Atendimento das condições da ação.
2. PROIBIÇÃO DE DISCRIMINAÇÃO DAS PESSOAS EM RAZÃO DO SEXO, SEJA NO
PLANO DA DICOTOMIA HOMEM/MULHER (GÊNERO), SEJA NO PLANO DA ORIENTAÇÃO
SEXUAL DE CADA QUAL DELES. A PROIBIÇÃO DO PRECONCEITO COMO CAPÍTULO DO
CONSTITUCIONALISMO FRATERNAL. HOMENAGEM AO PLURALISMO COMO VALOR
SÓCIO-POLÍTICO-CULTURAL. LIBERDADE PARA DISPOR DA PRÓPRIA SEXUALIDADE,
INSERIDA NA CATEGORIA DOS DIREITOS FUNDAMENTAIS DO INDIVÍDUO, EXPRESSÃO
QUE É DA AUTONOMIA DE VONTADE. DIREITO À INTIMIDADE E À VIDA PRIVADA.
CLÁUSULA PÉTREA. O sexo das pessoas, salvo disposição constitucional
expressa ou implícita em sentido contrário, não se presta como fator de
desigualação jurídica. Proibição de preconceito, à luz do inciso IV do
art. 3º da Constituição Federal, por colidir frontalmente com o
objetivo constitucional de "promover o bem de todos". Silêncio
normativo da Carta Magna a respeito do concreto uso do sexo dos
indivíduos como saque da kelseniana "norma geral negativa", segundo a
qual "o que não estiver juridicamente proibido, ou obrigado, está
juridicamente permitido". Reconhecimento do direito à preferência
sexual como direta emanação do princípio da "dignidade da pessoa
humana": direito a auto-estima no mais elevado ponto da consciência do
indivíduo. Direito à busca da felicidade. Salto normativo da proibição
do preconceito para a proclamação do direito à liberdade sexual. O
concreto uso da sexualidade faz parte da autonomia da vontade das
pessoas naturais. Empírico uso da sexualidade nos planos da intimidade
e da privacidade constitucionalmente tuteladas. Autonomia da vontade.
Cláusula pétrea.
3. TRATAMENTO CONSTITUCIONAL DA INSTITUIÇÃO DA FAMÍLIA. RECONHECIMENTO
DE QUE A CONSTITUIÇÃO FEDERAL NÃO EMPRESTA AO SUBSTANTIVO "FAMÍLIA"

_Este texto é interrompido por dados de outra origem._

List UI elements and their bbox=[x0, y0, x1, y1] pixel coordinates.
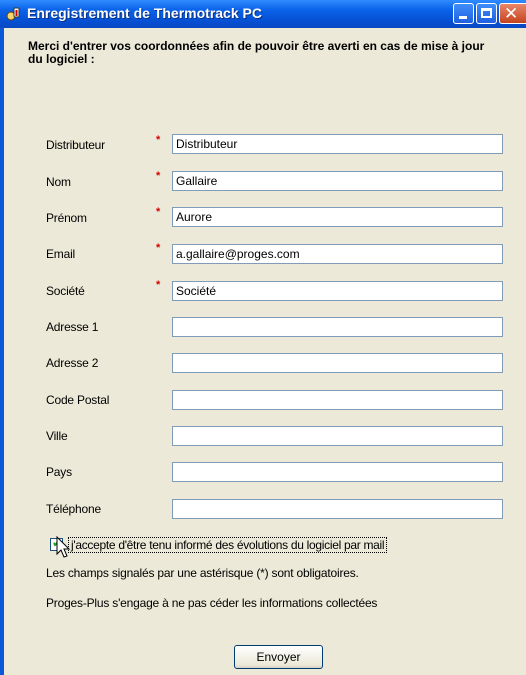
maximize-button[interactable] bbox=[476, 3, 497, 24]
minimize-icon bbox=[459, 16, 467, 19]
mouse-pointer-icon bbox=[56, 536, 71, 558]
code-postal-input[interactable] bbox=[172, 390, 503, 410]
registration-window: Enregistrement de Thermotrack PC ✕ Merci… bbox=[0, 0, 526, 675]
field-label-pays: Pays bbox=[46, 465, 72, 479]
field-label-telephone: Téléphone bbox=[46, 502, 101, 516]
required-asterisk: * bbox=[156, 206, 161, 218]
adresse-1-input[interactable] bbox=[172, 317, 503, 337]
close-button[interactable]: ✕ bbox=[499, 3, 526, 24]
required-fields-note: Les champs signalés par une astérisque (… bbox=[46, 566, 359, 580]
consent-label[interactable]: j'accepte d'être tenu informé des évolut… bbox=[68, 537, 388, 553]
required-asterisk: * bbox=[156, 242, 161, 254]
field-label-ville: Ville bbox=[46, 429, 68, 443]
field-label-code-postal: Code Postal bbox=[46, 393, 110, 407]
prenom-input[interactable] bbox=[172, 207, 503, 227]
thermotrack-app-icon[interactable] bbox=[6, 6, 22, 22]
required-asterisk: * bbox=[156, 134, 161, 146]
intro-text: Merci d'entrer vos coordonnées afin de p… bbox=[28, 39, 485, 66]
societe-input[interactable] bbox=[172, 281, 503, 301]
adresse-2-input[interactable] bbox=[172, 353, 503, 373]
title-bar[interactable]: Enregistrement de Thermotrack PC ✕ bbox=[0, 0, 526, 28]
field-label-societe: Société bbox=[46, 284, 85, 298]
maximize-icon bbox=[481, 8, 492, 18]
field-label-prenom: Prénom bbox=[46, 211, 87, 225]
required-asterisk: * bbox=[156, 279, 161, 291]
minimize-button[interactable] bbox=[453, 3, 474, 24]
field-label-adresse-1: Adresse 1 bbox=[46, 320, 99, 334]
field-label-distributeur: Distributeur bbox=[46, 138, 105, 152]
privacy-note: Proges-Plus s'engage à ne pas céder les … bbox=[46, 596, 378, 610]
required-asterisk: * bbox=[156, 170, 161, 182]
email-input[interactable] bbox=[172, 244, 503, 264]
distributeur-input[interactable] bbox=[172, 134, 503, 154]
field-label-nom: Nom bbox=[46, 175, 71, 189]
field-label-email: Email bbox=[46, 247, 76, 261]
ville-input[interactable] bbox=[172, 426, 503, 446]
window-title: Enregistrement de Thermotrack PC bbox=[27, 5, 262, 21]
field-label-adresse-2: Adresse 2 bbox=[46, 356, 99, 370]
close-icon: ✕ bbox=[504, 4, 519, 23]
pays-input[interactable] bbox=[172, 462, 503, 482]
telephone-input[interactable] bbox=[172, 499, 503, 519]
nom-input[interactable] bbox=[172, 171, 503, 191]
send-button[interactable]: Envoyer bbox=[234, 645, 323, 669]
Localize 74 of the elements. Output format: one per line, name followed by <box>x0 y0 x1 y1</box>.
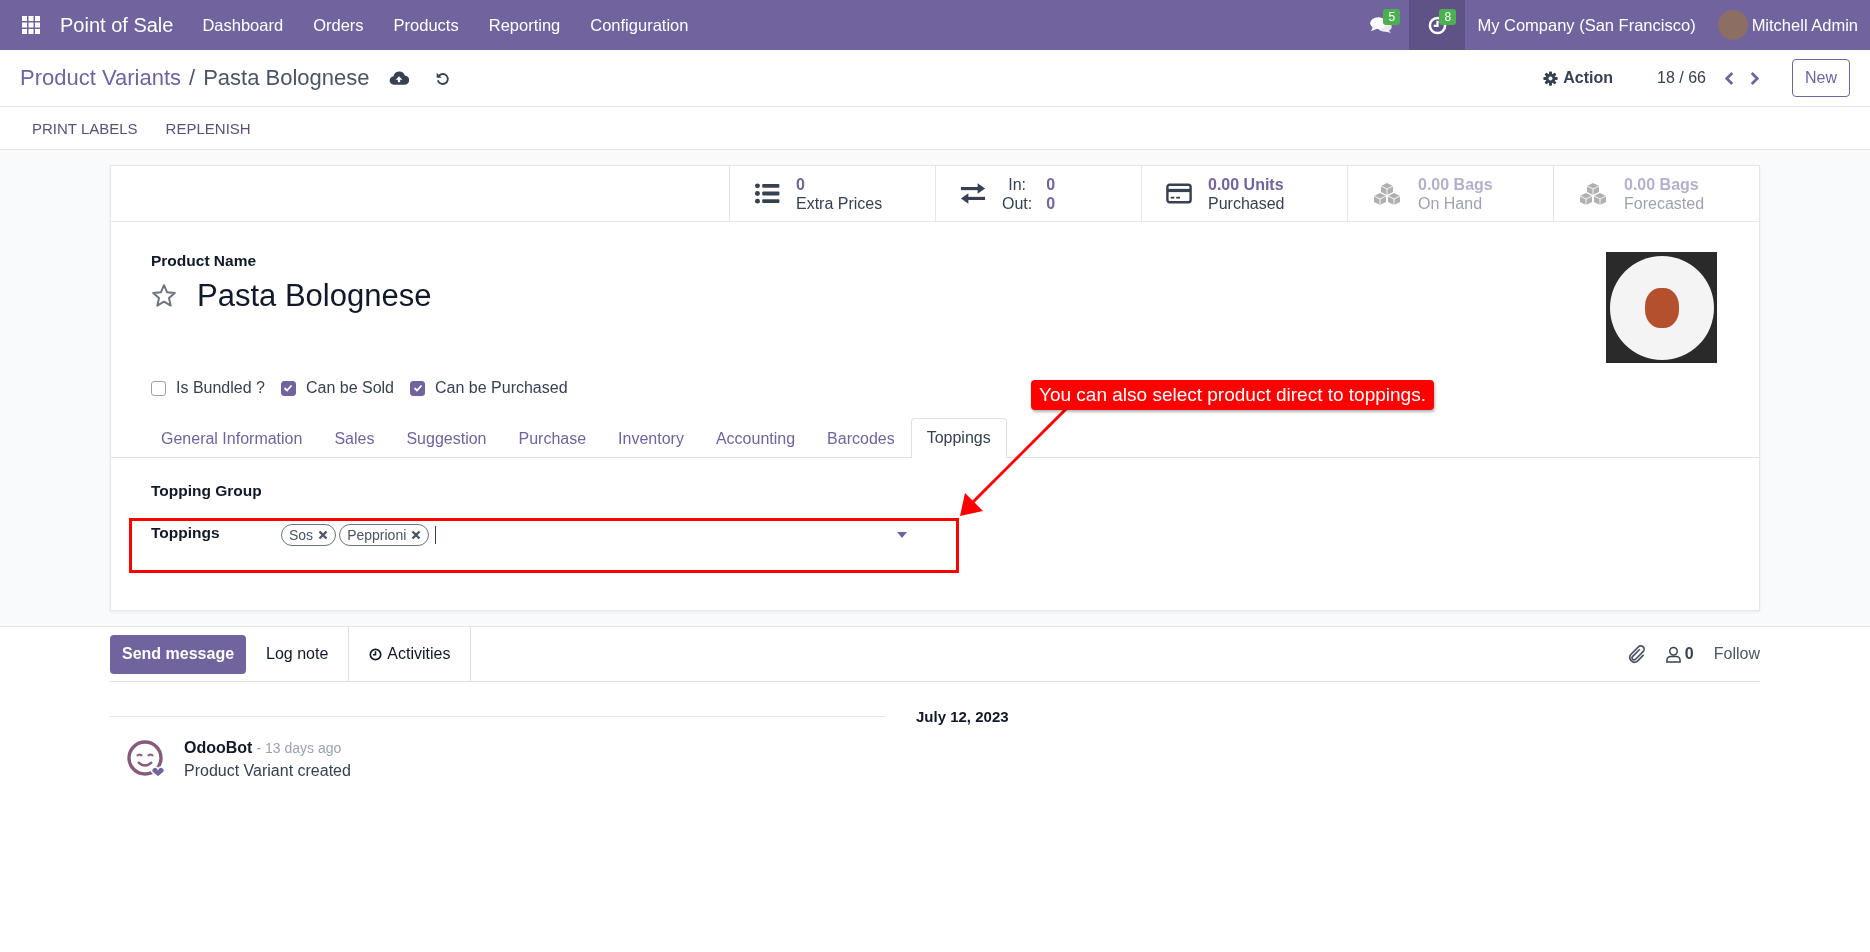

NENHUM SIGNIFICADO ORTODOXO OU DA PRÓPRIA TÉCNICA JURÍDICA. A FAMÍLIA
COMO CATEGORIA SÓCIO-CULTURAL E PRINCÍPIO ESPIRITUAL. DIREITO SUBJETIVO
DE CONSTITUIR FAMÍLIA. INTERPRETAÇÃO NÃO-REDUCIONISTA. O caput do art.
226 confere à família, base da sociedade, especial proteção do Estado.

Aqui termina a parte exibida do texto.